2
votes

I have been having some difficulty with Lucene and would appreciate any help.

I have a custom query which is manually written and parsed (this query) using QueryParser.Parse. I am using version LUCENE_29 and the StandardAnalyzer.

In my query I have a special character (colon) and need this to remain:

+(Name:"test\:word" OR Business:"test\:word hello")

The output after parsing the query text above is:

+(Name:"test word" OR Business:"test word hello")
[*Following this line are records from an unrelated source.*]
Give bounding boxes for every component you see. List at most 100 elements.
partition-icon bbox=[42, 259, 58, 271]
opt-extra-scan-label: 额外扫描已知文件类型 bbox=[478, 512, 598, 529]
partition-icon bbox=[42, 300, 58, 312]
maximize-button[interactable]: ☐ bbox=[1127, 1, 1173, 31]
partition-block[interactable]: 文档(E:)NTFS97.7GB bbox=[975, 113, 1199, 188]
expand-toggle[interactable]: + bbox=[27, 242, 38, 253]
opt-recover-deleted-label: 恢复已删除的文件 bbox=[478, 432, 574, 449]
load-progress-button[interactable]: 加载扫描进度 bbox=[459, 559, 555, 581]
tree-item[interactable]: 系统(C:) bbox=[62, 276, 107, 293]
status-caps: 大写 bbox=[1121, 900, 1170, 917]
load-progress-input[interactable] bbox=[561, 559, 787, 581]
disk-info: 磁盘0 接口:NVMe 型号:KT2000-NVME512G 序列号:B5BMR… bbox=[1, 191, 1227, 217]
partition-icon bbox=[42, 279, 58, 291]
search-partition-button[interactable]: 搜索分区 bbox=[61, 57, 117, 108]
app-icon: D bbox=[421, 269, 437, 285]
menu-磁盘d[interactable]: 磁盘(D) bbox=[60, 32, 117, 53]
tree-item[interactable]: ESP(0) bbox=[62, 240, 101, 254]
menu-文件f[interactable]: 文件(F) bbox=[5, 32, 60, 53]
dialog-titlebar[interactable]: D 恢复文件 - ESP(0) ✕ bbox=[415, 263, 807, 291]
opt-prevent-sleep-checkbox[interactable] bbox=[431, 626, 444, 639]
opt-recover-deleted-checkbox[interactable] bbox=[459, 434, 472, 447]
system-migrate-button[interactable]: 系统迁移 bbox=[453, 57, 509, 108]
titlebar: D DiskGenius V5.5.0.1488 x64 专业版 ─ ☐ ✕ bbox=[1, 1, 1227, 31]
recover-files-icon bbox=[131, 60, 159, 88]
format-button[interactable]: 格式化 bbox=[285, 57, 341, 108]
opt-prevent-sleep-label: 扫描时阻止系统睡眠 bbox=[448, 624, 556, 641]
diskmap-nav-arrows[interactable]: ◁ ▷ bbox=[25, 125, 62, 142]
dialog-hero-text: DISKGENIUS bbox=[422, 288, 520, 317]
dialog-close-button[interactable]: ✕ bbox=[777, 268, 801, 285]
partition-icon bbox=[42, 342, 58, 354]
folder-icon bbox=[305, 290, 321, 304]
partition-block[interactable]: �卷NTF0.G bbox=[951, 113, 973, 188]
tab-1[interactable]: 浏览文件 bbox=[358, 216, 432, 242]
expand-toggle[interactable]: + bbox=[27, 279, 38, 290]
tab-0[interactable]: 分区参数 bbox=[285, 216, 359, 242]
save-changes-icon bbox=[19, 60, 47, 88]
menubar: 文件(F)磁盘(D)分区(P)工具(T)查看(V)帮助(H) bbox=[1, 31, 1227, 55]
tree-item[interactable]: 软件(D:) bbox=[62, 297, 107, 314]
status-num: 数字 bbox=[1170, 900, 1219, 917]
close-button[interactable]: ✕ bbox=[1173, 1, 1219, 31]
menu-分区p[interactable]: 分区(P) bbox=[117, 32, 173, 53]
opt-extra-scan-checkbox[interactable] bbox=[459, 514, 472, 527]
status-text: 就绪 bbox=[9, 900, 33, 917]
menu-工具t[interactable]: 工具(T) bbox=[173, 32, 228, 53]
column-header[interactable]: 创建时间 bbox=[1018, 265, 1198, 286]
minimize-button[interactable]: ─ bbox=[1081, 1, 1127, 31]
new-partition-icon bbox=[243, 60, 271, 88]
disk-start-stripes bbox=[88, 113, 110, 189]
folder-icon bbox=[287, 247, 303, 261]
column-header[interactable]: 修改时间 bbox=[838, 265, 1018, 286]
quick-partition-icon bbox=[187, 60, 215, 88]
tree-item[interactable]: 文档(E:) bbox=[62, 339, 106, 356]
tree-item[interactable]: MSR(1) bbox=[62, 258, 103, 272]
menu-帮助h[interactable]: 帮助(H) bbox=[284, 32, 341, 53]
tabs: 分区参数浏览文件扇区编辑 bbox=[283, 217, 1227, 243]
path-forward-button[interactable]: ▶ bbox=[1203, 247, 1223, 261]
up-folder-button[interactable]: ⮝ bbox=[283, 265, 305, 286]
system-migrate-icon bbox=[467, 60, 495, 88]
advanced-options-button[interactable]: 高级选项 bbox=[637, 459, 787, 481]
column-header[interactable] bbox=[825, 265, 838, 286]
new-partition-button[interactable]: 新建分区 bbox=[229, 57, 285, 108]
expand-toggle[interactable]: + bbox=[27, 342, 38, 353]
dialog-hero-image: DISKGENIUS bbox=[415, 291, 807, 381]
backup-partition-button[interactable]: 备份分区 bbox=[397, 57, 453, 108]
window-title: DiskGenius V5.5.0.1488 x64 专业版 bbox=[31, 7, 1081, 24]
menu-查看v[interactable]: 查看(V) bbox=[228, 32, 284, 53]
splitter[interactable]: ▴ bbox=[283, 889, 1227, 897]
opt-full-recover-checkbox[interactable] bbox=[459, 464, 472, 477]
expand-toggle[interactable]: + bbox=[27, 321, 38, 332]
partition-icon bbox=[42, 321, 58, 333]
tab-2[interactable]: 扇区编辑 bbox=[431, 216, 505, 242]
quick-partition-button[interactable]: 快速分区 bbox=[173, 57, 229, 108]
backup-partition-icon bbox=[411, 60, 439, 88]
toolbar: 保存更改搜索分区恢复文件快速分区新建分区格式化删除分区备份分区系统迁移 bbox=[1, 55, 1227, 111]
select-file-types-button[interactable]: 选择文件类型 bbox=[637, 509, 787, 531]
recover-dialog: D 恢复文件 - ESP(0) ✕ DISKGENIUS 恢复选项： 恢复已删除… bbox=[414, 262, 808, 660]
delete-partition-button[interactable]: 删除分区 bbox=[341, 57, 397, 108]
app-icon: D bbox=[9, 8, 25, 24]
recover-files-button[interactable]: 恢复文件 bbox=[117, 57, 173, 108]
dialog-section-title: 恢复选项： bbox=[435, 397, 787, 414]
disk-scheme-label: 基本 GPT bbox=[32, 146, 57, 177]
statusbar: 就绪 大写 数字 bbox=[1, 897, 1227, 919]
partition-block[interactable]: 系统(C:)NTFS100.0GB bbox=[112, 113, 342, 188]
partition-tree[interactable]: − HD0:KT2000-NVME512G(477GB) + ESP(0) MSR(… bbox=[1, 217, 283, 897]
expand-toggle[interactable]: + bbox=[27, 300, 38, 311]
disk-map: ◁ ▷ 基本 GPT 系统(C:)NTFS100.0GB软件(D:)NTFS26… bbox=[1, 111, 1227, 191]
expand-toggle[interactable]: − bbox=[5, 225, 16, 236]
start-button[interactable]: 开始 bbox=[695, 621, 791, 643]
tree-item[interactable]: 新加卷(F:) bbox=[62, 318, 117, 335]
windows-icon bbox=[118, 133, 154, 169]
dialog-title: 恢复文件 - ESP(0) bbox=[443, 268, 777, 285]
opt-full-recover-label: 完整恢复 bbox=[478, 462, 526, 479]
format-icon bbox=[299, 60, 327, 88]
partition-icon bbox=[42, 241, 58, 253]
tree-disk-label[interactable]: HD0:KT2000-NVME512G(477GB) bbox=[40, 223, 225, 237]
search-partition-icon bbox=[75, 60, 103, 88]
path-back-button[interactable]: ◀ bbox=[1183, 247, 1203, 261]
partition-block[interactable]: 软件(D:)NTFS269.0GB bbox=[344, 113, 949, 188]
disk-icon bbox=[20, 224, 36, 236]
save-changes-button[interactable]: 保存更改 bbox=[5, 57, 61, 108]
Does anyone have any suggestions, I tried passing an empty stop words collection to the StandardAnalyzer constructor but that has no effect it still strips out the colon.

Thank you.

1
You ask a good question. I had a similar problem with Lucene and found no way to resolve this issue. Lucene was retired on our website partly due to this issue.JohnH
@JohnH thanks for sharing this info!Mr Sheriff
FYI - LUCENE_29 only tells us the version compatibility you have set, it doesn't tell us what lucene or lucene.net version you are using.NightOwl888

1 Answers

1
votes

You can't. StandardAnalyzer was specifically designed to remove special characters.

The answer is to use an Analyzer implementation that doesn't strip special characters (such as WhiteSpaceAnalyzer) or to build a custom analyzer based on existing tokenizers and filters to meet your needs.

Note that you would need to use WhiteSpaceAnalyzer to index your data with those special characters, otherwise they won't be available at query-time.